I smile but my lips are tight, so it comes out sad looking. “That kiss is mixed up in there and we really shouldn’t get into that, so . . . ”
He smiles sadly.
“I’m not the girl to fall for, Liam. You’re all I’ve got beside Ella, and I know you know that. But I wan—”
“Katie, I’m sorry. Shit, I’m sorry I let you do that. I don’t know what I was thinking. I just want to protect you but I’ve done the opposite. I don’t want you pushing me away further. I want the old you back and I want to help you get there.”
“I don’t know the old me.”
“Come on. It’s a nightmare what’s happened, but—”
“Liam,” I say, “you do not know my nightmares.”
“Yeah, but what I mean is—”
“No,” I cut Liam off again. I don’t want to hear. “This isn’t working anymore. Avoiding, kissing, being angry. Whatev
er we do, we are two different people now. I’m sane enough to appreciate that. I’m as likely to kiss you as I am to scream at you or ignore you and . . . as I said. This isn’t working anymore.”
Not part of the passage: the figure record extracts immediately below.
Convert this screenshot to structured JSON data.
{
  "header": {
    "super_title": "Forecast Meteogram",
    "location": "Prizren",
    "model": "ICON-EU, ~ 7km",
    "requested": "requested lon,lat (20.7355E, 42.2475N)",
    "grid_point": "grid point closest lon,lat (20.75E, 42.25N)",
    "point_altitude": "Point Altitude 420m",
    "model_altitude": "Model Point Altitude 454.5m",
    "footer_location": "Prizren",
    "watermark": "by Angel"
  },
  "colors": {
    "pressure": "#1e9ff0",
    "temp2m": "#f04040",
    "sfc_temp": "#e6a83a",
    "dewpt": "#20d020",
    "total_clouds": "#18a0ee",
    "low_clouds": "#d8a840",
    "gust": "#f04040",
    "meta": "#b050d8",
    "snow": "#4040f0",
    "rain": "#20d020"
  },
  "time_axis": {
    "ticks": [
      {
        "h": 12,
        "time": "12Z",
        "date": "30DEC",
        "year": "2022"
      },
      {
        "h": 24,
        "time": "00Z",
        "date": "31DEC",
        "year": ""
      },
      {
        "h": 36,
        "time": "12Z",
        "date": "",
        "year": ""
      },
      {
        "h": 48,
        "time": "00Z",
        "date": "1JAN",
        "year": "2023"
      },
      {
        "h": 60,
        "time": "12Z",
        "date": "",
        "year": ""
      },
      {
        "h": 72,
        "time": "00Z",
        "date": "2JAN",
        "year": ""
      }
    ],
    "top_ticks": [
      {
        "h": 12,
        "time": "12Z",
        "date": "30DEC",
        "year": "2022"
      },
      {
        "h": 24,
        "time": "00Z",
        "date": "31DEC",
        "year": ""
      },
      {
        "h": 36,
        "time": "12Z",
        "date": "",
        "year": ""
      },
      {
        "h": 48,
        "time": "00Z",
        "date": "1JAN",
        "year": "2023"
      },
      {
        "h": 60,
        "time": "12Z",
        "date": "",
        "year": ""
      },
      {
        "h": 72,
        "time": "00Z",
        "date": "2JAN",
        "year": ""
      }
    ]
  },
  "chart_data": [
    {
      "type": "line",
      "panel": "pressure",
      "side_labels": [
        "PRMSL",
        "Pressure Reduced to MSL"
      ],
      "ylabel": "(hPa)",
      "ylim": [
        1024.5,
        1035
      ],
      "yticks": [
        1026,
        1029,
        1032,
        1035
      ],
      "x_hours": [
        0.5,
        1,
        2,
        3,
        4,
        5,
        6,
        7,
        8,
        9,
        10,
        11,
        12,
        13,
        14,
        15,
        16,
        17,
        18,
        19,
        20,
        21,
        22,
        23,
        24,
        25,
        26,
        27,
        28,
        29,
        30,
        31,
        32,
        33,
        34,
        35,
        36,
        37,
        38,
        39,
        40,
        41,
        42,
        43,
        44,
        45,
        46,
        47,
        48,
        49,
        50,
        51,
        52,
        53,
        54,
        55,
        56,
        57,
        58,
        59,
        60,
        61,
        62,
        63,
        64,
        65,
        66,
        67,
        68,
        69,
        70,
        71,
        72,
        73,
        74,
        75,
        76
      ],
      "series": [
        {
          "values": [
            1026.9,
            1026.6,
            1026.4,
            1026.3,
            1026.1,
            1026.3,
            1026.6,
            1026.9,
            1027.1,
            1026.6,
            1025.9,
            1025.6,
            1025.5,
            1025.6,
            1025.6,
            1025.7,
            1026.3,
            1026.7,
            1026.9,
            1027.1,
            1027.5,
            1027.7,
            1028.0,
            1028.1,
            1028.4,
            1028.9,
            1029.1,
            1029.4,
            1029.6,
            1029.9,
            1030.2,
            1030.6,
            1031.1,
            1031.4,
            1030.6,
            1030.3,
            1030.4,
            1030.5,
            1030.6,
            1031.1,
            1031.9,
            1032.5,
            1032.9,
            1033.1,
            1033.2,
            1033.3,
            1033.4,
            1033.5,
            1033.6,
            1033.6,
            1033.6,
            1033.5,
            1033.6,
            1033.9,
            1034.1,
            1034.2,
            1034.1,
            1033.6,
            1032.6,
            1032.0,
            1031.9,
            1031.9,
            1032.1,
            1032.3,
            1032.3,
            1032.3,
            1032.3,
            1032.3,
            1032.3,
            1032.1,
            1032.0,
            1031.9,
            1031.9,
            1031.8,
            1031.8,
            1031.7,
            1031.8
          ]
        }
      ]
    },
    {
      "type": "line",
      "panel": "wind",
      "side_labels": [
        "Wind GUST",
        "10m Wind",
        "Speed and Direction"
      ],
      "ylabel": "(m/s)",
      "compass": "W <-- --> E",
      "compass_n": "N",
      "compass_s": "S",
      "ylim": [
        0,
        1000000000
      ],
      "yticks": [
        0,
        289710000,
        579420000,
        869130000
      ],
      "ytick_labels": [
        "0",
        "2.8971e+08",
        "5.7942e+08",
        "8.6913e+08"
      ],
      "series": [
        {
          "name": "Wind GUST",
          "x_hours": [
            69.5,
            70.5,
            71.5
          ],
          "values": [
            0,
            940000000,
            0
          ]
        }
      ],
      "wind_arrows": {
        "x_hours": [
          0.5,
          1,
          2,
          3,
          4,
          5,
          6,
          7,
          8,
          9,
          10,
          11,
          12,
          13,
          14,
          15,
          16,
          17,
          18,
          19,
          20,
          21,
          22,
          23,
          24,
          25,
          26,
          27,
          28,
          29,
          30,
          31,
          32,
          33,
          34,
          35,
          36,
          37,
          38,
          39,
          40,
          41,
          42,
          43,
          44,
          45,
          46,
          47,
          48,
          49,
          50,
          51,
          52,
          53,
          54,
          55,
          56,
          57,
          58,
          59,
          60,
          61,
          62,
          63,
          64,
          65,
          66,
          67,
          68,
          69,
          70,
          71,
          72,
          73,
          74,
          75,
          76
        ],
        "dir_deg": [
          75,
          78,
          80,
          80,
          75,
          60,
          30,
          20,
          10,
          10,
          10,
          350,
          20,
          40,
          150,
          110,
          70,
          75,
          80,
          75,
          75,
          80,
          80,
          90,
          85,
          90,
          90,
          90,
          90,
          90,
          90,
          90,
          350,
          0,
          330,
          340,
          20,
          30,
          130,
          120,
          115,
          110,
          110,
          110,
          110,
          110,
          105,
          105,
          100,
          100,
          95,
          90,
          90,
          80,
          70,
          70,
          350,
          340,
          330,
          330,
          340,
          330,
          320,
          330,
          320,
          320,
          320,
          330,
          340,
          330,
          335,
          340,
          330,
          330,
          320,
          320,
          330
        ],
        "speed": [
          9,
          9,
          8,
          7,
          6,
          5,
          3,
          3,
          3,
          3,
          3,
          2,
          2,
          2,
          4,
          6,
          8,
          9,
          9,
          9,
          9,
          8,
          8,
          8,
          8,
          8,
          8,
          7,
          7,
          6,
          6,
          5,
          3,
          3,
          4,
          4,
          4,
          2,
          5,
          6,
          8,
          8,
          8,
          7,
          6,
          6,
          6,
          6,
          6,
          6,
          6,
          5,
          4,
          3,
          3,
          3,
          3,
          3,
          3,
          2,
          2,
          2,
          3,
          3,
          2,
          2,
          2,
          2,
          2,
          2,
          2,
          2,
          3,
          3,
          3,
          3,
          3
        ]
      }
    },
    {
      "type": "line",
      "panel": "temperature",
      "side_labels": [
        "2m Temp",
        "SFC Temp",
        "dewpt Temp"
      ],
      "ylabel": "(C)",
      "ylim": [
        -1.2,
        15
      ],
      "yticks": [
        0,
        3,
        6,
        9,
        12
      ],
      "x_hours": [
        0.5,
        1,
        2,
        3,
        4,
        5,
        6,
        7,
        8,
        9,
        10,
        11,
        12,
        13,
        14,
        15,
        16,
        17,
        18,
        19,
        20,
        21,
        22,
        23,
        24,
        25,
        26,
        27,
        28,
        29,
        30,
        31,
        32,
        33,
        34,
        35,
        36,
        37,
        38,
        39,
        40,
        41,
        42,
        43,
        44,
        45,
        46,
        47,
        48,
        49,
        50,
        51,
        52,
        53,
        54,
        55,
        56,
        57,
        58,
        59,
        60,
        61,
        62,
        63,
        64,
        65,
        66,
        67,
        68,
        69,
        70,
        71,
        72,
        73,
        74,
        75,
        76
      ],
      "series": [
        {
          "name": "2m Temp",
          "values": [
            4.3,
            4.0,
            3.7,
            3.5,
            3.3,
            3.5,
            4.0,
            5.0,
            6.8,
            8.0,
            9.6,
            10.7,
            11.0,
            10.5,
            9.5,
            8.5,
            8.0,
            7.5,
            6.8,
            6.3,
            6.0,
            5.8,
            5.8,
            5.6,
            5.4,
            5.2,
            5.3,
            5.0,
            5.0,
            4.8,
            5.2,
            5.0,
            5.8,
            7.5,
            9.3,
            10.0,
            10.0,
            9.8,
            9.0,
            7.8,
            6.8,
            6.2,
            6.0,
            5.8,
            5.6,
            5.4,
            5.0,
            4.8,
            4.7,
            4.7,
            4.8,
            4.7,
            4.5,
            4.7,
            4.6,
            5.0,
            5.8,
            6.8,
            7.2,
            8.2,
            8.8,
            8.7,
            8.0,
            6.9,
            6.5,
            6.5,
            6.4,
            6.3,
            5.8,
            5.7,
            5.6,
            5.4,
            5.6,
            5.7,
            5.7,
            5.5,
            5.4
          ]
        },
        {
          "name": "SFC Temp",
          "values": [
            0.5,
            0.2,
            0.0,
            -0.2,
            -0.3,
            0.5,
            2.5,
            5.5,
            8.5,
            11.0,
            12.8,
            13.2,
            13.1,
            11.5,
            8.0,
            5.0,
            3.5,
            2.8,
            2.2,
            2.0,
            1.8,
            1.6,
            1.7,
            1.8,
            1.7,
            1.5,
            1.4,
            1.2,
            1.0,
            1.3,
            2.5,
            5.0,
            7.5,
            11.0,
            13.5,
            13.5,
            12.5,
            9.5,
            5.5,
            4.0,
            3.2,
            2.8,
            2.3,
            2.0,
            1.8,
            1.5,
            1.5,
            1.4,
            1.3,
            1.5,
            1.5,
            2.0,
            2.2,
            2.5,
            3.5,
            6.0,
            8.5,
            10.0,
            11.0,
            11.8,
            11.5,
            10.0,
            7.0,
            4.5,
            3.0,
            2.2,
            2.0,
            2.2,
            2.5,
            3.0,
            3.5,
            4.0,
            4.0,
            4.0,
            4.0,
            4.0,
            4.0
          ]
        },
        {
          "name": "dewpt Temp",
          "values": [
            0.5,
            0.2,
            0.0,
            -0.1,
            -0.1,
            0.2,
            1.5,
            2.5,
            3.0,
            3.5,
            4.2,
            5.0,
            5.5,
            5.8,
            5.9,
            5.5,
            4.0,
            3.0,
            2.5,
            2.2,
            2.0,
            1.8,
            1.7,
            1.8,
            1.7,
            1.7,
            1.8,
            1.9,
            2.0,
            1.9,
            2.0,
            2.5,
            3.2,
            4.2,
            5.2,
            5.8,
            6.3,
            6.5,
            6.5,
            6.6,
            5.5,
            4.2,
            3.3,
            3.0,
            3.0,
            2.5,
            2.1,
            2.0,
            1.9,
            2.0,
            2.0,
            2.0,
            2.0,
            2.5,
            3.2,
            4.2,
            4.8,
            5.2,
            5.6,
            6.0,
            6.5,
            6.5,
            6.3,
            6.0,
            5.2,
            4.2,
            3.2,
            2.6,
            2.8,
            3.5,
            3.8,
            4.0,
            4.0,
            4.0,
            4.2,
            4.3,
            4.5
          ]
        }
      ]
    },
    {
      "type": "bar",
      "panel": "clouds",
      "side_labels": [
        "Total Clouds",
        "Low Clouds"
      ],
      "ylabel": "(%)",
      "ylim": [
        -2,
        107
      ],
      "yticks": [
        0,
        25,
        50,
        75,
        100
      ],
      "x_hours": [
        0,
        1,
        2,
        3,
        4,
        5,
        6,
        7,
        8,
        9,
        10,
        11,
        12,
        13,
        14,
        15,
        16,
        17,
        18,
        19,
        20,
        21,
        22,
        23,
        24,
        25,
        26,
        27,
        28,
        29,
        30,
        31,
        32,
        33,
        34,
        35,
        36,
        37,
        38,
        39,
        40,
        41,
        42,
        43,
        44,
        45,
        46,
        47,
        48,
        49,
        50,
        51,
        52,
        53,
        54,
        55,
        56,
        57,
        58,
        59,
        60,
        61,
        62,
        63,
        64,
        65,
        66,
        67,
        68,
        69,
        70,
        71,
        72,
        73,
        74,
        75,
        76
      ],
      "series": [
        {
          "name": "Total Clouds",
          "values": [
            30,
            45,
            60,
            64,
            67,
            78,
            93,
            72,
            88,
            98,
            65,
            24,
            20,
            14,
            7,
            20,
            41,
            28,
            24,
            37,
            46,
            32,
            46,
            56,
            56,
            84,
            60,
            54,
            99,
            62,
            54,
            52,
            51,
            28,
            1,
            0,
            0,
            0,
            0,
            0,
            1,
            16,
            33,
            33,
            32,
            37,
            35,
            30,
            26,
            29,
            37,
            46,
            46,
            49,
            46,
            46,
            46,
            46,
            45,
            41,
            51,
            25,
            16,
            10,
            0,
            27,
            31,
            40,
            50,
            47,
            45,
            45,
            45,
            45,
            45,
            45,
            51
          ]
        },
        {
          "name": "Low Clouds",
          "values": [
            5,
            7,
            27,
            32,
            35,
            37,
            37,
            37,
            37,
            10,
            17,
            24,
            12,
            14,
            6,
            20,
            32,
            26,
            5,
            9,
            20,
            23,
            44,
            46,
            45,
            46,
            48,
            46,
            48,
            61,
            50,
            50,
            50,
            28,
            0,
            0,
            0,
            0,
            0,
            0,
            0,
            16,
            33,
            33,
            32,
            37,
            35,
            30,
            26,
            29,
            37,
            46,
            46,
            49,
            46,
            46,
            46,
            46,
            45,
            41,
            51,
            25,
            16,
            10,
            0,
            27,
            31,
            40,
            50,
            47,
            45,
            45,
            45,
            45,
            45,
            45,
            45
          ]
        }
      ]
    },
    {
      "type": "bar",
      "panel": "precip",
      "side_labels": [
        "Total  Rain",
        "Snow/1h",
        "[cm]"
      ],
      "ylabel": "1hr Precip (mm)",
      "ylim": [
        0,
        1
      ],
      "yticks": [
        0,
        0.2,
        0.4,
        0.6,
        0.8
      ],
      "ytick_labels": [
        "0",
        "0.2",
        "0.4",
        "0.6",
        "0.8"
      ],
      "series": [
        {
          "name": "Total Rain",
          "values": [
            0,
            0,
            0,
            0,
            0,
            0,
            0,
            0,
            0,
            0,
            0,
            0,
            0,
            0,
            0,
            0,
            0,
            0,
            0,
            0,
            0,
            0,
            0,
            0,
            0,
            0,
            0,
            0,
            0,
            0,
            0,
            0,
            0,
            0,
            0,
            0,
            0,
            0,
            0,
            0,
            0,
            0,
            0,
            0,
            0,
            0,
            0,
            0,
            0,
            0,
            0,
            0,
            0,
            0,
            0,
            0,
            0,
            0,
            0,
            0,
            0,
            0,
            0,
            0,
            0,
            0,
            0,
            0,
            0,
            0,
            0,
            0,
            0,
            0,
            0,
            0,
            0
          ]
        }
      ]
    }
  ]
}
“What?” He mouths a few silent words before a full sentence. “What isn’t working? Us?”
“Yes: you and me. I don’t know you anymore and I certainly don’t know me. And I want what we used to have but those happy, naïve days are gone.”
“Shall I come back in a few days?” Liam says, imitating an upper-class English accent.
I’m not sure what makes him think I’ll slap my knee and burst into hysterics but he misses the mark by an Olympic-sized pool.
“I’m dead serious. Don’t blame yourself for the kiss because I liked it, but you’re not inside my head and I need you to be there.” I point my finger to the exit.
Liam steps back and shakes his head, like he’s accidentally run into a pole. At first, he seems lost, still moving parts of our conversation into the proper order in his mind. When he figures it out, his eyes squint.
“No, you’re doing this as a knee-jerk reaction.”
“I’m certainly not. Get out.” I’m protecting what I know, and I can do that with shut down shut down shut down.
It’s happened with everything since Paul. I can’t live without him and it’s as if, until I figure that out, everything else is put on hold too. I can’t live without Paul.
“You’ve lost the plot, you know? You drink yourself to oblivion. I know you take more than the recommended dosage of those sleeping pills after you miss half of the day and spend the rest groggy. You shut out all of your feelings.”
Liam holds out his hand, patting an invisible shoulder. Sort of saying, this is funny, listen, listen! “No problems with anger of course. I’d grow a pair of wings before you really laugh or cry, or before I see that glow everyone misses.
“Except before. I don’t know why, but I swear I pulled the old Katie, the living Katie, out for a moment. We miss you. I refuse to give up on you. Logan didn’t have a wink of sleep last night. I promise you that. Rochelle, even Paul’s parents have worried themselves sick over you. I know this is hard,” Liam says. “He was my best bud.”